李晓宁有点儿懵,他没想到电话居然是江南省省委书记秘书打来的,难道自己微博上的爆料惊动了省委书记?
“李先生方不方便到近江来一趟?”方静文在电话那头问道.
“什么?”李晓宁还有些迷糊。
“袁书记想见见你!”电话那头方静文平静地说道。
“现在吗?”李晓宁下意识地问道。
“越快越好。我们们可以安排人去接机。”方静文的语气依然平静,听不出任何的感**彩。
“容我想一下。”李晓宁说完就挂了电话。
挂了电话之后,李晓宁久久无法平静下来,他先抽了支烟苦苦思索,觉得这事儿是福是祸还说不好,而且即便是祸也实在躲不过去,索性整理了一下资料,然后跟母亲说了一声,跨上自行车直奔车站而去。
李晓宁并没有去坐飞机,因为没有合适的航班,而是直接坐上了通往近江的高铁。路上给方静文通了一个电话,告诉对方的车次。

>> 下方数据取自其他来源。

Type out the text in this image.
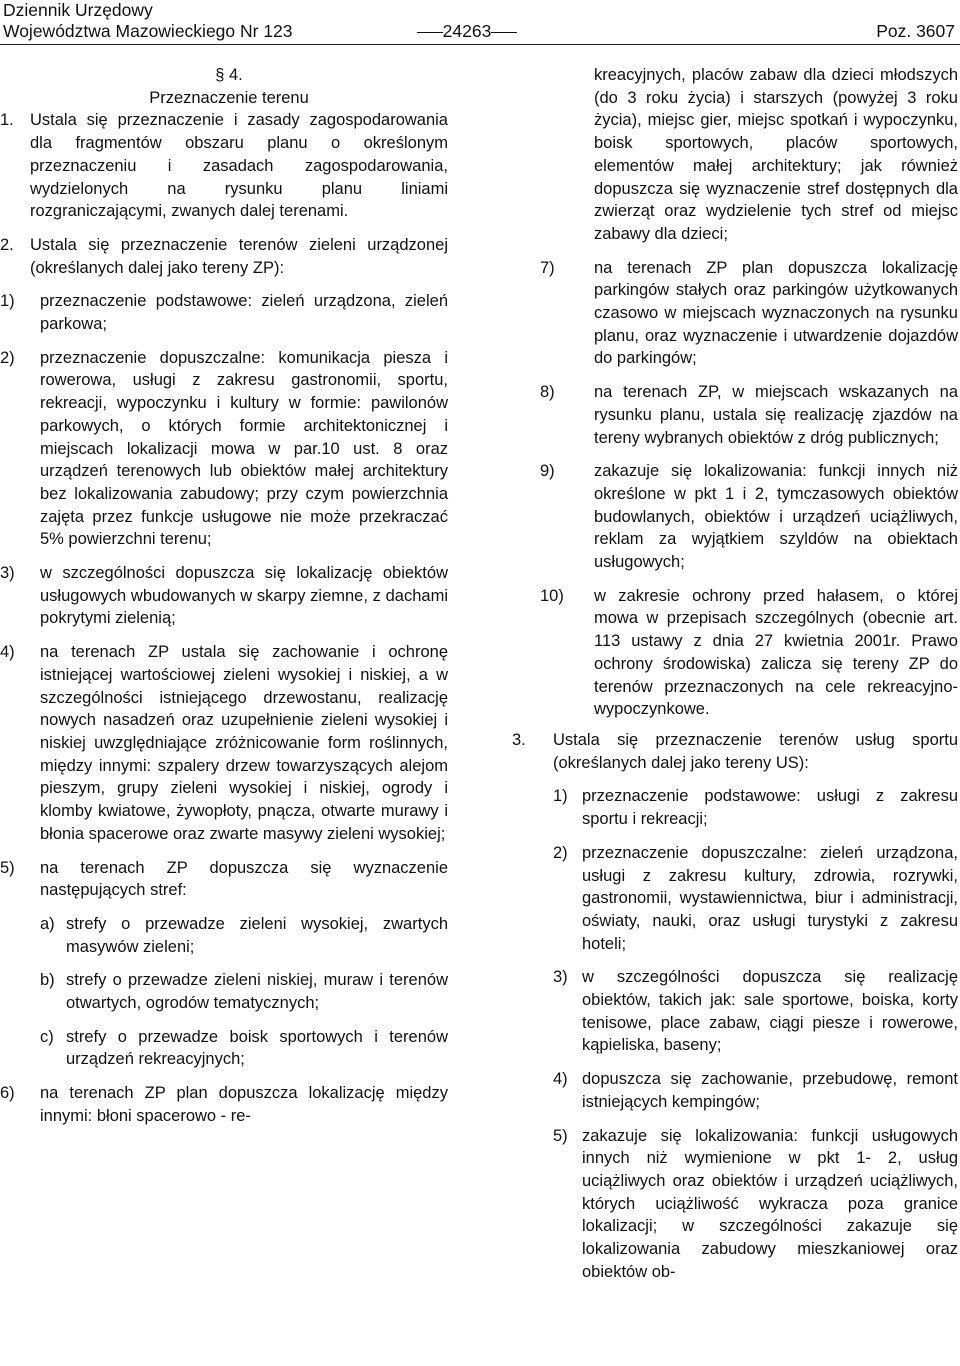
Dziennik Urzędowy
Województwa Mazowieckiego Nr 123	24263	Poz. 3607

§ 4.

Przeznaczenie terenu

1. Ustala się przeznaczenie i zasady zagospodarowania dla fragmentów obszaru planu o określonym przeznaczeniu i zasadach zagospodarowania, wydzielonych na rysunku planu liniami rozgraniczającymi, zwanych dalej terenami.
2. Ustala się przeznaczenie terenów zieleni urządzonej (określanych dalej jako tereny ZP):
1)	przeznaczenie podstawowe: zieleń urządzona, zieleń parkowa;
2)	przeznaczenie dopuszczalne: komunikacja piesza i rowerowa, usługi z zakresu gastronomii, sportu, rekreacji, wypoczynku i kultury w formie: pawilonów parkowych, o których formie architektonicznej i miejscach lokalizacji mowa w par.10 ust. 8 oraz urządzeń terenowych lub obiektów małej architektury bez lokalizowania zabudowy; przy czym powierzchnia zajęta przez funkcje usługowe nie może przekraczać 5% powierzchni terenu;
3)	w szczególności dopuszcza się lokalizację obiektów usługowych wbudowanych w skarpy ziemne, z dachami pokrytymi zielenią;
4)	na terenach ZP ustala się zachowanie i ochronę istniejącej wartościowej zieleni wysokiej i niskiej, a w szczególności istniejącego drzewostanu, realizację nowych nasadzeń oraz uzupełnienie zieleni wysokiej i niskiej uwzględniające zróżnicowanie form roślinnych, między innymi: szpalery drzew towarzyszących alejom pieszym, grupy zieleni wysokiej i niskiej, ogrody i klomby kwiatowe, żywopłoty, pnącza, otwarte murawy i błonia spacerowe oraz zwarte masywy zieleni wysokiej;
5)	na terenach ZP dopuszcza się wyznaczenie następujących stref:
a) strefy o przewadze zieleni wysokiej, zwartych masywów zieleni;
b) strefy o przewadze zieleni niskiej, muraw i terenów otwartych, ogrodów tematycznych;
c) strefy o przewadze boisk sportowych i terenów urządzeń rekreacyjnych;
6)	na terenach ZP plan dopuszcza lokalizację między innymi: błoni spacerowo - re-

kreacyjnych, placów zabaw dla dzieci młodszych (do 3 roku życia) i starszych (powyżej 3 roku życia), miejsc gier, miejsc spotkań i wypoczynku, boisk sportowych, placów sportowych, elementów małej architektury; jak również dopuszcza się wyznaczenie stref dostępnych dla zwierząt oraz wydzielenie tych stref od miejsc zabawy dla dzieci;

7)	na terenach ZP plan dopuszcza lokalizację parkingów stałych oraz parkingów użytkowanych czasowo w miejscach wyznaczonych na rysunku planu, oraz wyznaczenie i utwardzenie dojazdów do parkingów;
8)	na terenach ZP, w miejscach wskazanych na rysunku planu, ustala się realizację zjazdów na tereny wybranych obiektów z dróg publicznych;
9)	zakazuje się lokalizowania: funkcji innych niż określone w pkt 1 i 2, tymczasowych obiektów budowlanych, obiektów i urządzeń uciążliwych, reklam za wyjątkiem szyldów na obiektach usługowych;
10)	w zakresie ochrony przed hałasem, o której mowa w przepisach szczególnych (obecnie art. 113 ustawy z dnia 27 kwietnia 2001r. Prawo ochrony środowiska) zalicza się tereny ZP do terenów przeznaczonych na cele rekreacyjno-wypoczynkowe.
3.	Ustala się przeznaczenie terenów usług sportu (określanych dalej jako tereny US):
1) przeznaczenie podstawowe: usługi z zakresu sportu i rekreacji;
2) przeznaczenie dopuszczalne: zieleń urządzona, usługi z zakresu kultury, zdrowia, rozrywki, gastronomii, wystawiennictwa, biur i administracji, oświaty, nauki, oraz usługi turystyki z zakresu hoteli;
3) w szczególności dopuszcza się realizację obiektów, takich jak: sale sportowe, boiska, korty tenisowe, place zabaw, ciągi piesze i rowerowe, kąpieliska, baseny;
4) dopuszcza się zachowanie, przebudowę, remont istniejących kempingów;
5) zakazuje się lokalizowania: funkcji usługowych innych niż wymienione w pkt 1- 2, usług uciążliwych oraz obiektów i urządzeń uciążliwych, których uciążliwość wykracza poza granice lokalizacji; w szczególności zakazuje się lokalizowania zabudowy mieszkaniowej oraz obiektów ob-
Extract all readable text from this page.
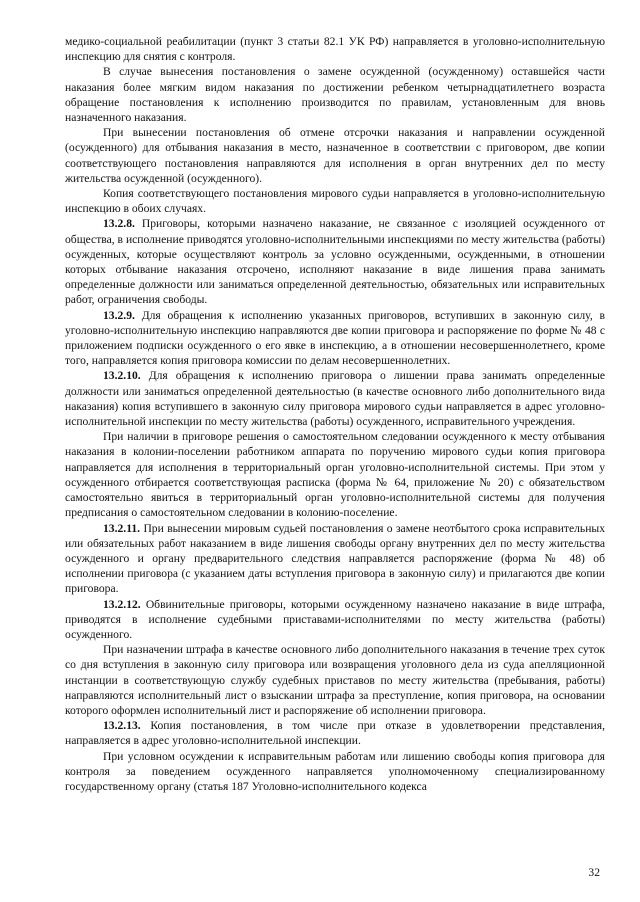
медико-социальной реабилитации (пункт 3 статьи 82.1 УК РФ) направляется в уголовно-исполнительную инспекцию для снятия с контроля.

В случае вынесения постановления о замене осужденной (осужденному) оставшейся части наказания более мягким видом наказания по достижении ребенком четырнадцатилетнего возраста обращение постановления к исполнению производится по правилам, установленным для вновь назначенного наказания.

При вынесении постановления об отмене отсрочки наказания и направлении осужденной (осужденного) для отбывания наказания в место, назначенное в соответствии с приговором, две копии соответствующего постановления направляются для исполнения в орган внутренних дел по месту жительства осужденной (осужденного).

Копия соответствующего постановления мирового судьи направляется в уголовно-исполнительную инспекцию в обоих случаях.

13.2.8. Приговоры, которыми назначено наказание, не связанное с изоляцией осужденного от общества, в исполнение приводятся уголовно-исполнительными инспекциями по месту жительства (работы) осужденных, которые осуществляют контроль за условно осужденными, осужденными, в отношении которых отбывание наказания отсрочено, исполняют наказание в виде лишения права занимать определенные должности или заниматься определенной деятельностью, обязательных или исправительных работ, ограничения свободы.

13.2.9. Для обращения к исполнению указанных приговоров, вступивших в законную силу, в уголовно-исполнительную инспекцию направляются две копии приговора и распоряжение по форме № 48 с приложением подписки осужденного о его явке в инспекцию, а в отношении несовершеннолетнего, кроме того, направляется копия приговора комиссии по делам несовершеннолетних.

13.2.10. Для обращения к исполнению приговора о лишении права занимать определенные должности или заниматься определенной деятельностью (в качестве основного либо дополнительного вида наказания) копия вступившего в законную силу приговора мирового судьи направляется в адрес уголовно-исполнительной инспекции по месту жительства (работы) осужденного, исправительного учреждения.

При наличии в приговоре решения о самостоятельном следовании осужденного к месту отбывания наказания в колонии-поселении работником аппарата по поручению мирового судьи копия приговора направляется для исполнения в территориальный орган уголовно-исполнительной системы. При этом у осужденного отбирается соответствующая расписка (форма № 64, приложение № 20) с обязательством самостоятельно явиться в территориальный орган уголовно-исполнительной системы для получения предписания о самостоятельном следовании в колонию-поселение.

13.2.11. При вынесении мировым судьей постановления о замене неотбытого срока исправительных или обязательных работ наказанием в виде лишения свободы органу внутренних дел по месту жительства осужденного и органу предварительного следствия направляется распоряжение (форма № 48) об исполнении приговора (с указанием даты вступления приговора в законную силу) и прилагаются две копии приговора.

13.2.12. Обвинительные приговоры, которыми осужденному назначено наказание в виде штрафа, приводятся в исполнение судебными приставами-исполнителями по месту жительства (работы) осужденного.

При назначении штрафа в качестве основного либо дополнительного наказания в течение трех суток со дня вступления в законную силу приговора или возвращения уголовного дела из суда апелляционной инстанции в соответствующую службу судебных приставов по месту жительства (пребывания, работы) направляются исполнительный лист о взыскании штрафа за преступление, копия приговора, на основании которого оформлен исполнительный лист и распоряжение об исполнении приговора.

13.2.13. Копия постановления, в том числе при отказе в удовлетворении представления, направляется в адрес уголовно-исполнительной инспекции.

При условном осуждении к исправительным работам или лишению свободы копия приговора для контроля за поведением осужденного направляется уполномоченному специализированному государственному органу (статья 187 Уголовно-исполнительного кодекса

32
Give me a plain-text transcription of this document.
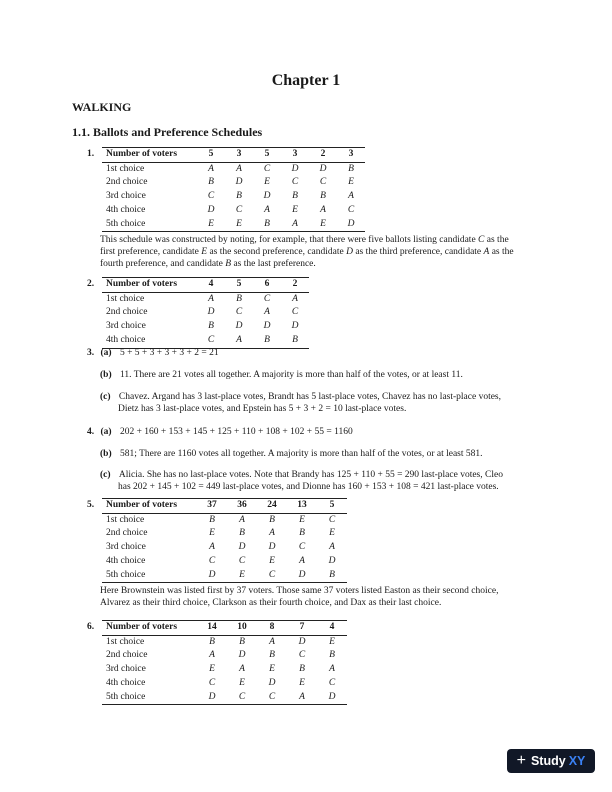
Chapter 1
WALKING
1.1. Ballots and Preference Schedules
1. Number of voters	5	3	5	3	2	3
1st choice	A	A	C	D	D	B
2nd choice	B	D	E	C	C	E
3rd choice	C	B	D	B	B	A
4th choice	D	C	A	E	A	C
5th choice	E	E	B	A	E	D
This schedule was constructed by noting, for example, that there were five ballots listing candidate C as the
first preference, candidate E as the second preference, candidate D as the third preference, candidate A as the
fourth preference, and candidate B as the last preference.
2. Number of voters	4	5	6	2
1st choice	A	B	C	A
2nd choice	D	C	A	C
3rd choice	B	D	D	D
4th choice	C	A	B	B
3. (a) 5 + 5 + 3 + 3 + 3 + 2 = 21
(b) 11. There are 21 votes all together. A majority is more than half of the votes, or at least 11.
(c) Chavez. Argand has 3 last-place votes, Brandt has 5 last-place votes, Chavez has no last-place votes,
Dietz has 3 last-place votes, and Epstein has 5 + 3 + 2 = 10 last-place votes.
4. (a) 202 + 160 + 153 + 145 + 125 + 110 + 108 + 102 + 55 = 1160
(b) 581; There are 1160 votes all together. A majority is more than half of the votes, or at least 581.
(c) Alicia. She has no last-place votes. Note that Brandy has 125 + 110 + 55 = 290 last-place votes, Cleo
has 202 + 145 + 102 = 449 last-place votes, and Dionne has 160 + 153 + 108 = 421 last-place votes.
5. Number of voters	37	36	24	13	5
1st choice	B	A	B	E	C
2nd choice	E	B	A	B	E
3rd choice	A	D	D	C	A
4th choice	C	C	E	A	D
5th choice	D	E	C	D	B
Here Brownstein was listed first by 37 voters. Those same 37 voters listed Easton as their second choice,
Alvarez as their third choice, Clarkson as their fourth choice, and Dax as their last choice.
6. Number of voters	14	10	8	7	4
1st choice	B	B	A	D	E
2nd choice	A	D	B	C	B
3rd choice	E	A	E	B	A
4th choice	C	E	D	E	C
5th choice	D	C	C	A	D
+ Study XY
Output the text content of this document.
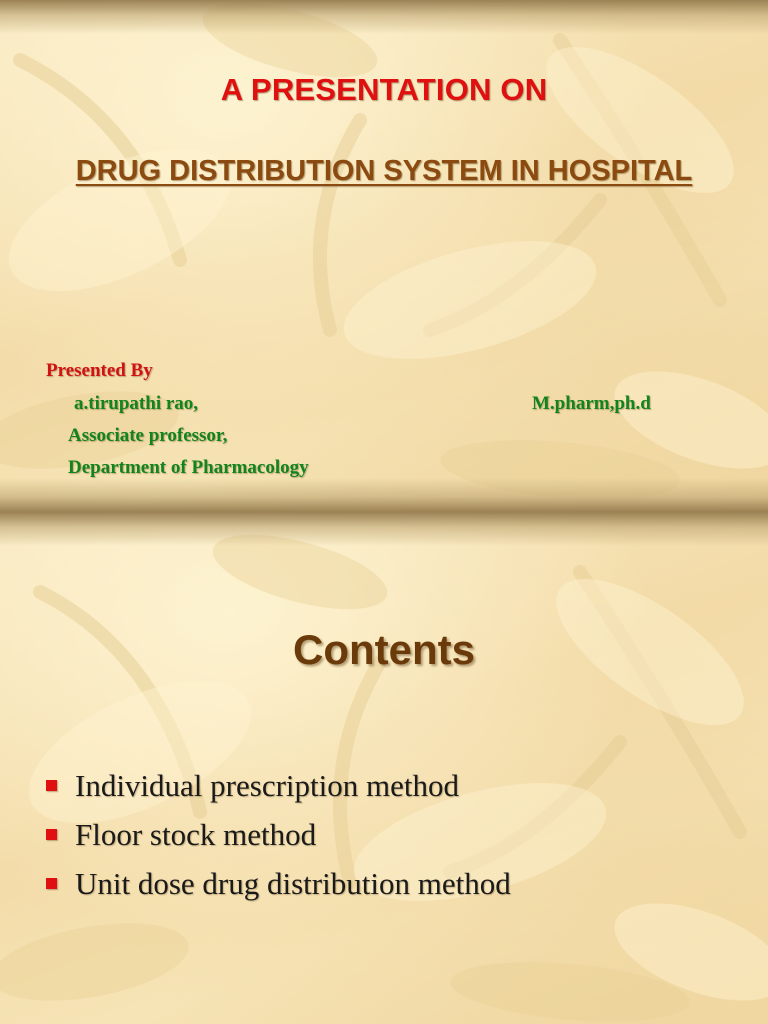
A PRESENTATION ON
DRUG DISTRIBUTION SYSTEM IN HOSPITAL
Presented By
a.tirupathi rao,	M.pharm,ph.d
Associate professor,
Department of Pharmacology
Contents
Individual prescription method
Floor stock method
Unit dose drug distribution method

新邳县距离近江并不远,高铁也就是两个小时,下车时太阳还没落山。方静文亲自带了车来接李晓宁,二人是初次见面,简单的客套了两句,车子便直奔省委大院而去。
省委书记袁克功在开会,方静文把李晓宁请到会客室,倒上茶水就退了出去。
李晓宁抱着“既来之则安之”的心态,坐下来掏出手机上网,看微博,网络舆论现在已经一边倒的倾向于自己这一边,还有许多人爆出了更多的证据,证明秦凤梧贪赃枉法、横行乡里的恶行,不光如此,还有部分的爆料指向了新邳县县委书记连玉和平川市常务副市长秦凤翔,甚至还有一两个跟帖更是矛头直接对准了平川市市委书记龙涛和平川市市长姜佑。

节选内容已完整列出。